To classify triangle \( \triangle ABC \), we will first find the lengths of each side using the distance formula. The distance \( d \) between two points \( (x_1, y_1) \) and \( (x_2, y_2) \) is given by:

\[ d = \sqrt{(x_2 - x_1)^2 + (y_2 - y_1)^2} \]

Step 1: Calculate the side lengths

Length \( AB \):

Given points \( A(3, -2) \) and \( B(2, -5) \):

\[ AB = \sqrt{(2 - 3)^2 + (-5 + 2)^2} = \sqrt{(-1)^2 + (-3)^2} = \sqrt{1 + 9} = \sqrt{10} \]

Length \( BC \):

Given points \( B(2, -5) \) and \( C(4, -5) \):

\[ BC = \sqrt{(4 - 2)^2 + (-5 + 5)^2} = \sqrt{(2)^2 + (0)^2} = \sqrt{4} = 2 \]

Length \( CA \):

Given points \( C(4, -5) \) and \( A(3, -2) \):

\[ CA = \sqrt{(3 - 4)^2 + (-2 + 5)^2} = \sqrt{(-1)^2 + (3)^2} = \sqrt{1 + 9} = \sqrt{10} \]

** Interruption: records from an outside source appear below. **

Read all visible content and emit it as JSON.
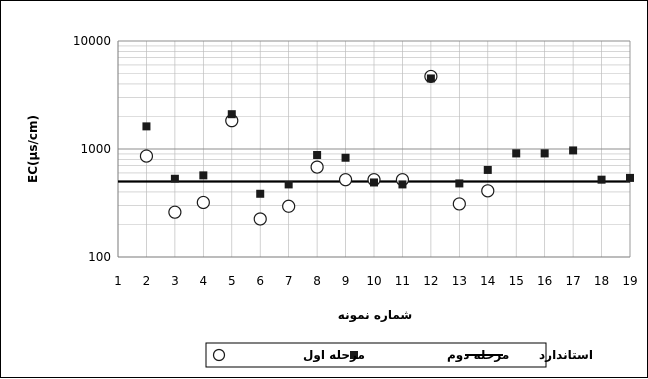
{
  "chart_data": {
    "type": "scatter",
    "xlabel": "شماره نمونه",
    "ylabel": "EC(µs/cm)",
    "x_ticks": [
      "1",
      "2",
      "3",
      "4",
      "5",
      "6",
      "7",
      "8",
      "9",
      "10",
      "11",
      "12",
      "13",
      "14",
      "15",
      "16",
      "17",
      "18",
      "19"
    ],
    "y_ticks": [
      "100",
      "1000",
      "10000"
    ],
    "xlim": [
      1,
      19
    ],
    "ylim": [
      100,
      10000
    ],
    "y_scale": "log",
    "grid": true,
    "legend_position": "bottom",
    "series": [
      {
        "name": "مرحله اول",
        "marker": "open-circle",
        "x": [
          2,
          3,
          4,
          5,
          6,
          7,
          8,
          9,
          10,
          11,
          12,
          13,
          14
        ],
        "y": [
          860,
          260,
          320,
          1830,
          225,
          295,
          680,
          520,
          520,
          520,
          4700,
          310,
          410
        ]
      },
      {
        "name": "مرحله دوم",
        "marker": "filled-square",
        "x": [
          2,
          3,
          4,
          5,
          6,
          7,
          8,
          9,
          10,
          11,
          12,
          13,
          14,
          15,
          16,
          17,
          18,
          19
        ],
        "y": [
          1620,
          530,
          570,
          2100,
          385,
          470,
          880,
          830,
          490,
          470,
          4500,
          480,
          640,
          910,
          910,
          970,
          520,
          540
        ]
      },
      {
        "name": "استاندارد",
        "marker": "line",
        "value": 500
      }
    ],
    "colors": {
      "marker": "#1a1a1a",
      "grid": "#bdbdbd",
      "axis": "#7a7a7a"
    }
  }
}
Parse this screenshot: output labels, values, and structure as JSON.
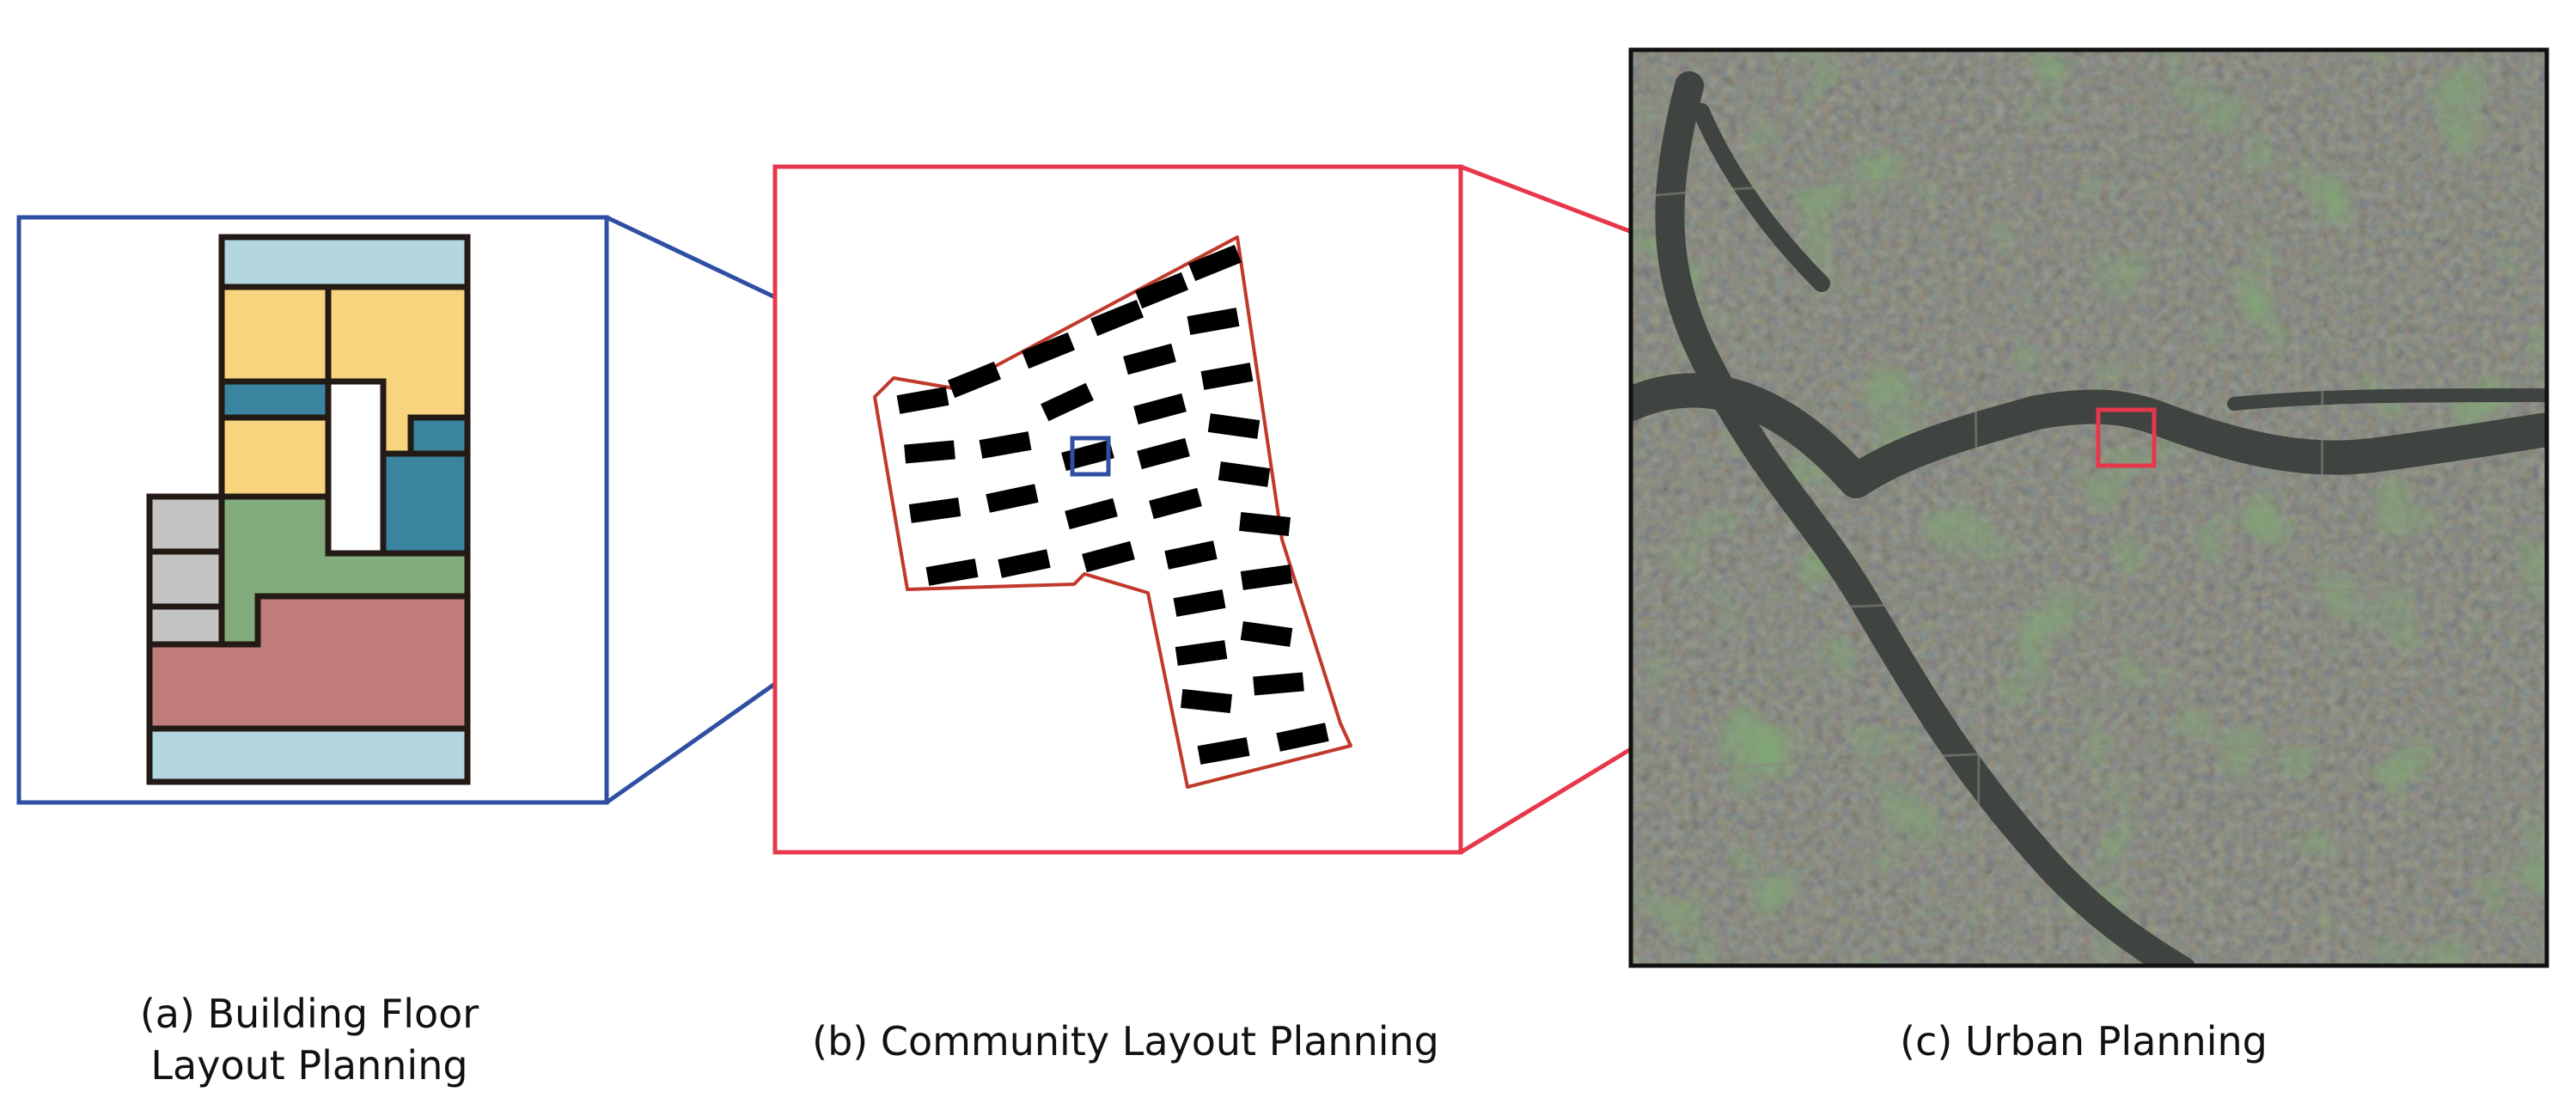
{
  "captions": {
    "a_line1": "(a) Building Floor",
    "a_line2": "Layout Planning",
    "b": "(b) Community Layout Planning",
    "c": "(c) Urban Planning"
  },
  "colors": {
    "inset_blue": "#2f4fa3",
    "inset_red": "#e8374b",
    "parcel_outline": "#c0392b",
    "room_light_blue": "#b3d6e1",
    "room_yellow": "#f8d47e",
    "room_teal": "#3a849f",
    "room_white": "#ffffff",
    "room_grey": "#c3c3c3",
    "room_green": "#83ac7c",
    "room_rose": "#c07c7b",
    "wall": "#231a16",
    "building_footprint": "#000000",
    "satellite_base": "#3d4136",
    "river": "#3f4440"
  }
}
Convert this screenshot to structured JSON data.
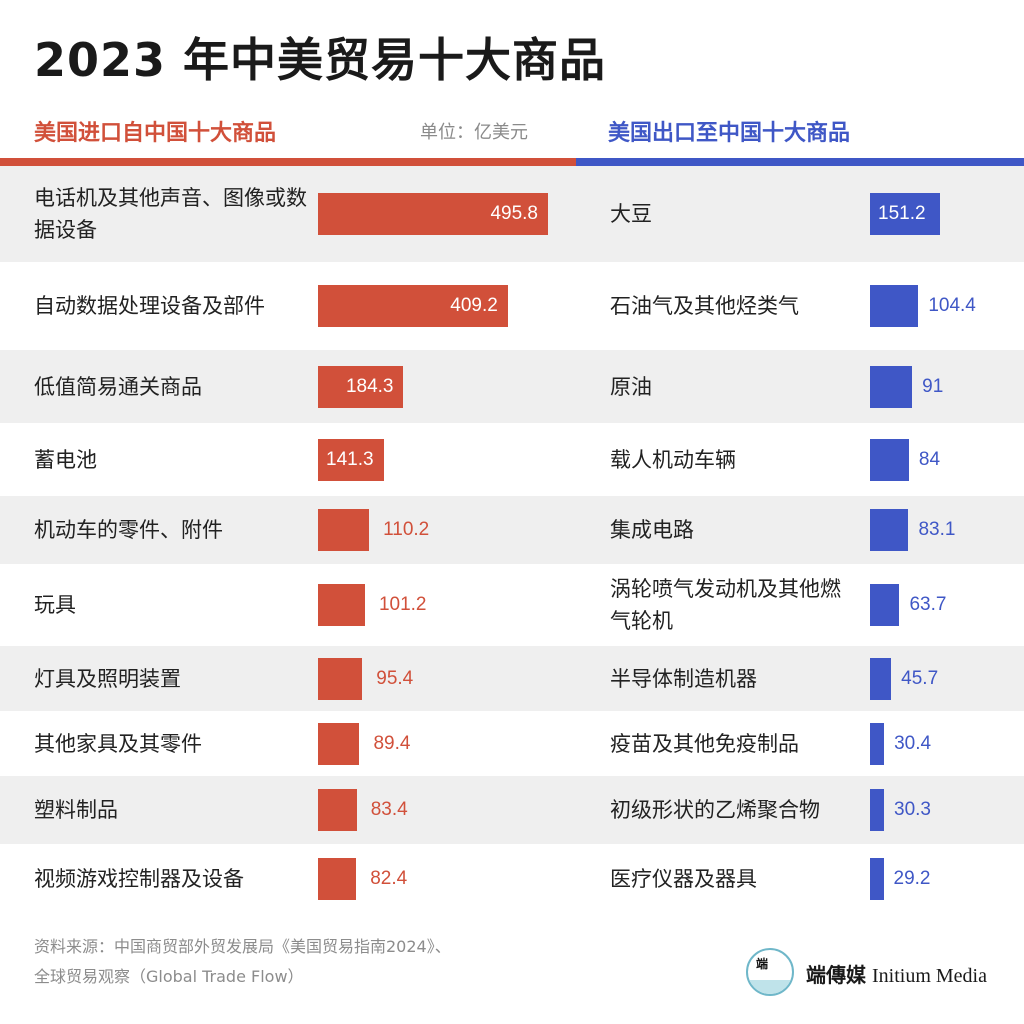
{
  "title": "2023 年中美贸易十大商品",
  "colors": {
    "import": "#d1503a",
    "export": "#3f57c6",
    "shade": "#efefef"
  },
  "header": {
    "left_title": "美国进口自中国十大商品",
    "unit": "单位：亿美元",
    "right_title": "美国出口至中国十大商品"
  },
  "chart_data": {
    "type": "bar",
    "unit": "亿美元",
    "series": [
      {
        "name": "美国进口自中国十大商品",
        "categories": [
          "电话机及其他声音、图像或数据设备",
          "自动数据处理设备及部件",
          "低值简易通关商品",
          "蓄电池",
          "机动车的零件、附件",
          "玩具",
          "灯具及照明装置",
          "其他家具及其零件",
          "塑料制品",
          "视频游戏控制器及设备"
        ],
        "values": [
          495.8,
          409.2,
          184.3,
          141.3,
          110.2,
          101.2,
          95.4,
          89.4,
          83.4,
          82.4
        ]
      },
      {
        "name": "美国出口至中国十大商品",
        "categories": [
          "大豆",
          "石油气及其他烃类气",
          "原油",
          "载人机动车辆",
          "集成电路",
          "涡轮喷气发动机及其他燃气轮机",
          "半导体制造机器",
          "疫苗及其他免疫制品",
          "初级形状的乙烯聚合物",
          "医疗仪器及器具"
        ],
        "values": [
          151.2,
          104.4,
          91,
          84,
          83.1,
          63.7,
          45.7,
          30.4,
          30.3,
          29.2
        ]
      }
    ]
  },
  "footer": {
    "source_line1": "资料来源：中国商贸部外贸发展局《美国贸易指南2024》、",
    "source_line2": "全球贸易观察（Global Trade Flow）",
    "logo_glyph": "端",
    "brand_cn": "端傳媒",
    "brand_en": "Initium Media"
  }
}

Step 2: Determine the side lengths

Now we know the lengths of the sides:

• \( AB = \sqrt{10} \)
• \( BC = 2 \)
• \( CA = \sqrt{10} \)

Step 3: Classify the triangle

We can classify \( \triangle ABC \) based on the lengths of its sides:

• Since \( AB = CA = \sqrt{10} \) and \( BC = 2 \) (where \( \sqrt{10} \approx 3.16 \)), two sides are equal.

Thus, \( \triangle ABC \) is an isosceles triangle.

Step 4: Check if it is also a right triangle

To classify further, we can check if it is also a right triangle using the Pythagorean theorem:

Let \( a = AB \), \( b = CA \), \( c = BC \):

• Assign the longest side, which is either \( CA \) or \( AB \) (\(\sqrt{10}\)), and check if \( c^2 = a^2 + b^2\):

\[ c^2 = (2)^2 = 4 \] \[ a^2 + b^2 = (\sqrt{10})^2 + (\sqrt{10})^2 = 10 + 10 = 20 \]

Since \( c^2 \neq a^2 + b^2 \) (4 is not equal to 20), \( \triangle ABC \) is not a right triangle.

Conclusion

The final classification of \( \triangle ABC \) is that it is an isosceles triangle but not a right triangle.